If you are able to associate a reply (RE:) message with the original/previous message that it is a reply to, then I would think that you could grab the body text of the original/previous message from your database, and then remove that text from the body of the reply. However, this method will not be 100% accurate, because clients could convert an HTML/Rich Text email in to plain text, or vice-versa. In any such case, this method probably wouldn't work. Even so, this technique would be generic and probably work the majority of the time.
In addition, the email provider may add certain header fields, or preambles, to the beginnings of a quoted message in a reply. In this case, I don't think there is any "catch all" solution.
My recommendation would be to target a few of the really huge web-mail providers (Gmail, Yahoo, Microsoft, etc), learn the formats that they use for their replies and parse the messages accordingly. In addition, you could likely handle a few generic formats as well.
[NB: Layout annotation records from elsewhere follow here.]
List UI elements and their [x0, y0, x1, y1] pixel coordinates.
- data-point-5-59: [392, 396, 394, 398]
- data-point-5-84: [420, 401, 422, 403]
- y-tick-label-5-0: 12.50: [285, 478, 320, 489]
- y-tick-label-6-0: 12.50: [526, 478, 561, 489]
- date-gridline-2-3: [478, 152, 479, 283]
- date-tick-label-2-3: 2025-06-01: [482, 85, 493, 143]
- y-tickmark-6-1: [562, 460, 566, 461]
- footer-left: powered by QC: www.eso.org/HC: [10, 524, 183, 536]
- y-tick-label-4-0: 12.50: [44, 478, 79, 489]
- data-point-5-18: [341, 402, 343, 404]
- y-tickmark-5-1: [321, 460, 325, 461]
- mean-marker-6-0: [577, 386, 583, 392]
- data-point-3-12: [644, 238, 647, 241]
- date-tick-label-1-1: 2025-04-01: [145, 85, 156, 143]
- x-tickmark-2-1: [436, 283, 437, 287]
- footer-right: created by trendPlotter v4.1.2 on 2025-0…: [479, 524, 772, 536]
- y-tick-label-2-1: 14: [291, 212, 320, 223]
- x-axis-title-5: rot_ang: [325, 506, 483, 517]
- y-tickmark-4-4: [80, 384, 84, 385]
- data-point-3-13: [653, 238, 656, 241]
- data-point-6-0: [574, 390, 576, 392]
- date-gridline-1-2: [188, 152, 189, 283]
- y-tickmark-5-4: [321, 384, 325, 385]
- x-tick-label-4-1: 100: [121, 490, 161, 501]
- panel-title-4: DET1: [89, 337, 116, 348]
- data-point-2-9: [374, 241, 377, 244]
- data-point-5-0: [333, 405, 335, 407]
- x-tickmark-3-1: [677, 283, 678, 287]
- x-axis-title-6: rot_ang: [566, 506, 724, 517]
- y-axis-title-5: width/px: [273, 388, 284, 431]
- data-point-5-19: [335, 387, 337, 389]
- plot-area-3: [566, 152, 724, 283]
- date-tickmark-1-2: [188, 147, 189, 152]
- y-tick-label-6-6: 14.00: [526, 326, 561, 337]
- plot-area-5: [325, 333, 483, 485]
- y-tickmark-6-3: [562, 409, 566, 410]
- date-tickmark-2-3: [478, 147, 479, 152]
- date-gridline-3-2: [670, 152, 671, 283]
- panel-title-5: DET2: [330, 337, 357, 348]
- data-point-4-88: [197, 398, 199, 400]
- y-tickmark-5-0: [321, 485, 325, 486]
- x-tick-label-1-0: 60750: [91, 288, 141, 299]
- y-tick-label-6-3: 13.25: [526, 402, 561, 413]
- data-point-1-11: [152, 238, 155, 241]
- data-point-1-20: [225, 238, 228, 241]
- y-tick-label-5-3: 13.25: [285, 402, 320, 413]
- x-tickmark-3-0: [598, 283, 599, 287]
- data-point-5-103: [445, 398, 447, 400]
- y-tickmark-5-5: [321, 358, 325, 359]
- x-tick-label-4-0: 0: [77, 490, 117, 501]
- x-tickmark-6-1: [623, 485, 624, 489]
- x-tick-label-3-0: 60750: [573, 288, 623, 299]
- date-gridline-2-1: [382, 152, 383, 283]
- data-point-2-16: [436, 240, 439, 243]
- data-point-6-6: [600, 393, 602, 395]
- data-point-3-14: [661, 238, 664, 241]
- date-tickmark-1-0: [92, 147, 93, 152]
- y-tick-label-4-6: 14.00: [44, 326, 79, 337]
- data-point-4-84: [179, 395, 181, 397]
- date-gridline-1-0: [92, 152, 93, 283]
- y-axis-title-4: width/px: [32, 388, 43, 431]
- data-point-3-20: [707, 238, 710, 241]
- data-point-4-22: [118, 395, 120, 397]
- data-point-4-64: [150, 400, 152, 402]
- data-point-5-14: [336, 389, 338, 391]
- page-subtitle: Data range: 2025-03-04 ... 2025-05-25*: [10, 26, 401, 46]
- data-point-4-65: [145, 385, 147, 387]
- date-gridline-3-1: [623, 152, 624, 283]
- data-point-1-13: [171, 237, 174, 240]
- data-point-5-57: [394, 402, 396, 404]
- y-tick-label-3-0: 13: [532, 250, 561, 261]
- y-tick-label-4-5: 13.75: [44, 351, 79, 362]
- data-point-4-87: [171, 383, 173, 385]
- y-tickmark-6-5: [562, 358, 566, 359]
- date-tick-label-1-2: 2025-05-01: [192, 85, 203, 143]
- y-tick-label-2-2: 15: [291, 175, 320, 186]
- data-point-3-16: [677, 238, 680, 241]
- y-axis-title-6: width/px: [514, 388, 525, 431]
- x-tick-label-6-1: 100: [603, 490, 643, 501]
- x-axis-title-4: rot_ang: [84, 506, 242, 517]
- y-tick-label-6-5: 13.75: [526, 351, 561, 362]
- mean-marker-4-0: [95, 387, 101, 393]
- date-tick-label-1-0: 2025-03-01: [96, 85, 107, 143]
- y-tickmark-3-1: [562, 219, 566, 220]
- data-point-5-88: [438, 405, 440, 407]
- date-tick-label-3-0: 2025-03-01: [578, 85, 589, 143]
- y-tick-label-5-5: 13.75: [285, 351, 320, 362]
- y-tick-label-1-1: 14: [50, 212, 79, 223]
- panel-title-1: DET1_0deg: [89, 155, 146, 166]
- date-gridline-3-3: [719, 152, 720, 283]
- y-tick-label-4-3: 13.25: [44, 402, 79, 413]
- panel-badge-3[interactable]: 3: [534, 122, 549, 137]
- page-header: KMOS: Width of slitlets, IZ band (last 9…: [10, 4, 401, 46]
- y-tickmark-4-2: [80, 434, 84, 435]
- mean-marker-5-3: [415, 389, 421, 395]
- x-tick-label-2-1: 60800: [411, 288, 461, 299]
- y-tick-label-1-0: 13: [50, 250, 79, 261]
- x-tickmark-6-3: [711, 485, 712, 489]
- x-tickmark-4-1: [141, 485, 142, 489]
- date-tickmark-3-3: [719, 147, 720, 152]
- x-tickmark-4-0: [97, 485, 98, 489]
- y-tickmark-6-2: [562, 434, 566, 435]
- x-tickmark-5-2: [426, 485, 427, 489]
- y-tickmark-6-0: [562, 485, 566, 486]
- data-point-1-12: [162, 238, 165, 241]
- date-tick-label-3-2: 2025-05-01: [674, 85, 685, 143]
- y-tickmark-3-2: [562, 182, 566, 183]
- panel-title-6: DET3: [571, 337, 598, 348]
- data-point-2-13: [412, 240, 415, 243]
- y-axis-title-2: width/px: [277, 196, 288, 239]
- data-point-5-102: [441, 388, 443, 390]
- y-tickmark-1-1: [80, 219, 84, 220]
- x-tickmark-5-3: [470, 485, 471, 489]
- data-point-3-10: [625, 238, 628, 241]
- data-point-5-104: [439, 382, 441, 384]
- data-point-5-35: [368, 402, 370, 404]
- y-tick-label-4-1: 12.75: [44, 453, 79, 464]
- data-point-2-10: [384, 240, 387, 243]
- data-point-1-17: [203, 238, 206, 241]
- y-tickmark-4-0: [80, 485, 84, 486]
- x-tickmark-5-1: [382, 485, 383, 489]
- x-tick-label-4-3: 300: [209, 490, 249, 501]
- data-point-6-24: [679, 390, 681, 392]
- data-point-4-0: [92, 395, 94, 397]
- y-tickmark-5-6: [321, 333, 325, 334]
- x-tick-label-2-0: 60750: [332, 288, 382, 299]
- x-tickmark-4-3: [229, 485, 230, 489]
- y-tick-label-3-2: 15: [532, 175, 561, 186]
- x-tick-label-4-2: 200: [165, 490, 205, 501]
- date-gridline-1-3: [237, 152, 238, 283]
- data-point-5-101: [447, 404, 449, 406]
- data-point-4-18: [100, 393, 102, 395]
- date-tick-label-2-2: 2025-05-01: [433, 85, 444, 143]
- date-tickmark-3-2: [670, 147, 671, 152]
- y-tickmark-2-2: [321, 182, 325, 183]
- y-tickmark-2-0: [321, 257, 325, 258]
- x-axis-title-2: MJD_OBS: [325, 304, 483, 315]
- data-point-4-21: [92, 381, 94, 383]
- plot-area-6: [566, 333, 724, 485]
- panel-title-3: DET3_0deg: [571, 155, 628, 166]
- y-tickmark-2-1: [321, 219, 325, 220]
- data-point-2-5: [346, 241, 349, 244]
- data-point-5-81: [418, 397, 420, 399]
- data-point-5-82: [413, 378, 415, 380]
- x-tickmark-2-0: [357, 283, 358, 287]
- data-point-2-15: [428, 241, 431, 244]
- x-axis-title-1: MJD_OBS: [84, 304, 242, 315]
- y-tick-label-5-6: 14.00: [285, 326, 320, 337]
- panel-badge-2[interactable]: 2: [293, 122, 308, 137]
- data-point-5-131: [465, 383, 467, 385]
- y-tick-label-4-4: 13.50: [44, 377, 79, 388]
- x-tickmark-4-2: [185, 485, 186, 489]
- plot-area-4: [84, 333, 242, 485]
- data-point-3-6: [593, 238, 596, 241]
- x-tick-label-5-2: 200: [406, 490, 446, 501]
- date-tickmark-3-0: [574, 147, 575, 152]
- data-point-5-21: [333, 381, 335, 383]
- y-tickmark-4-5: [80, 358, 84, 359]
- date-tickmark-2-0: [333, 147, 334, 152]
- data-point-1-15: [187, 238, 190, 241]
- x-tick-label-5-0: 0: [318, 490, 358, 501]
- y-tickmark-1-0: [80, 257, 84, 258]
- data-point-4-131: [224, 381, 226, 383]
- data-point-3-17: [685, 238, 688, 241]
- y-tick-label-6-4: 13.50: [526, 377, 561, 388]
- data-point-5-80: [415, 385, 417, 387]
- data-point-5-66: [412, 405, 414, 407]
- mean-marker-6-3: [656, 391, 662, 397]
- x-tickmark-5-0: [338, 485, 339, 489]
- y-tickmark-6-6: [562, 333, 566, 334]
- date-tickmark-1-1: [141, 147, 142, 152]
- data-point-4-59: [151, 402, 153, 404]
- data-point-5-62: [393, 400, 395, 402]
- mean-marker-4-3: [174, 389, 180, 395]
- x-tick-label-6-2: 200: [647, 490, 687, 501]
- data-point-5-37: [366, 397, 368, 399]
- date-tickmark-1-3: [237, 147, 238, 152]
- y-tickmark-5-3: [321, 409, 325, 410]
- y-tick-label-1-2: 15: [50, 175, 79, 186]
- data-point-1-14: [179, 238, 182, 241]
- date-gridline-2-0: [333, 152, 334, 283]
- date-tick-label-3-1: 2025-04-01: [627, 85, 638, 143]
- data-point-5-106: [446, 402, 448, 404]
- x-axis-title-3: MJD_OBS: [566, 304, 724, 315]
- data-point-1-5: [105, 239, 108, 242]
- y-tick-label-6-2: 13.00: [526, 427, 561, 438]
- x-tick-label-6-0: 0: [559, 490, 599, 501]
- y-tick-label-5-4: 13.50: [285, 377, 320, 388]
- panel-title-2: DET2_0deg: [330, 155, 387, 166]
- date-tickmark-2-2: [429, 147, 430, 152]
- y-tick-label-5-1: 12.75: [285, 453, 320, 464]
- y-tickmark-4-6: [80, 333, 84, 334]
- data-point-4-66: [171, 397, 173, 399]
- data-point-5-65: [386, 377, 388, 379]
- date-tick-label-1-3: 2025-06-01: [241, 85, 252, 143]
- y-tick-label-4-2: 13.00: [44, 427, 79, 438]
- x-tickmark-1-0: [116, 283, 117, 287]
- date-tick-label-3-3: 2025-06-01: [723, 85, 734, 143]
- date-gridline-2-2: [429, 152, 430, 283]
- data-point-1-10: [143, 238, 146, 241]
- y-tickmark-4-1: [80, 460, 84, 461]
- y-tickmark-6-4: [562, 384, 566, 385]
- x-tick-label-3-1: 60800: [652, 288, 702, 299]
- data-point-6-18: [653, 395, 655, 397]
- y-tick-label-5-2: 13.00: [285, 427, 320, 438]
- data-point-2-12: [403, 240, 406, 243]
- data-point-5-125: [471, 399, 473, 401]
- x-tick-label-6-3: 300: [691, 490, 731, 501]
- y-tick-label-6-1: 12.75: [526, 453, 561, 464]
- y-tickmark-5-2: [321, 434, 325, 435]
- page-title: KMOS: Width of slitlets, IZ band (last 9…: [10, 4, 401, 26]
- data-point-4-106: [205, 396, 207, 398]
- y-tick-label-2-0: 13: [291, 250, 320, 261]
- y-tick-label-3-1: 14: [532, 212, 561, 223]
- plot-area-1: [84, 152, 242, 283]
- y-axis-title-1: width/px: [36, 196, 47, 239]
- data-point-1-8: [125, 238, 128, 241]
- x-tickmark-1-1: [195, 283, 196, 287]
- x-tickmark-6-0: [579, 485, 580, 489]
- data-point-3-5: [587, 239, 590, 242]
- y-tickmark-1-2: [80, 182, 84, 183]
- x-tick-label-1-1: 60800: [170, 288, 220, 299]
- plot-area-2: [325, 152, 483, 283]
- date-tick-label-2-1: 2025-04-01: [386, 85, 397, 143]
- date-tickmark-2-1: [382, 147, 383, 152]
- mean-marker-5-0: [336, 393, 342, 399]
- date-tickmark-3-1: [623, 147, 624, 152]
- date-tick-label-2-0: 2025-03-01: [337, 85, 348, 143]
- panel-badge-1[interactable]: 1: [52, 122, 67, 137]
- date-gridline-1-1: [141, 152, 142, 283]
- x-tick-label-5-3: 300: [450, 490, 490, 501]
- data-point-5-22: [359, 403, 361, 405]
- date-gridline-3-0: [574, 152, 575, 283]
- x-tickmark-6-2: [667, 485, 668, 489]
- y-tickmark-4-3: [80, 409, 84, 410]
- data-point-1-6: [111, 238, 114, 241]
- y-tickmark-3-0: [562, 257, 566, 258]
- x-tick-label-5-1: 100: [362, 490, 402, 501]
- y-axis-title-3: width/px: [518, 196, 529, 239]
For instance, the '>' character is commonly used at the beginning of each line of quoted text in a reply.
If you're going to be developing in a language like C#, create yourself an Interface like IReplyFormat
, with a corresponding implementation for each provider, and possibly some generic formats.
I don't think you will find any catch-all/perfect solution to this problem, as there are simply too many mail providers with too many different formats. However, I think you can at the very least find some techniques, like the ones mentioned above, that will work for you more times than not, which is the best you can hope for at this point.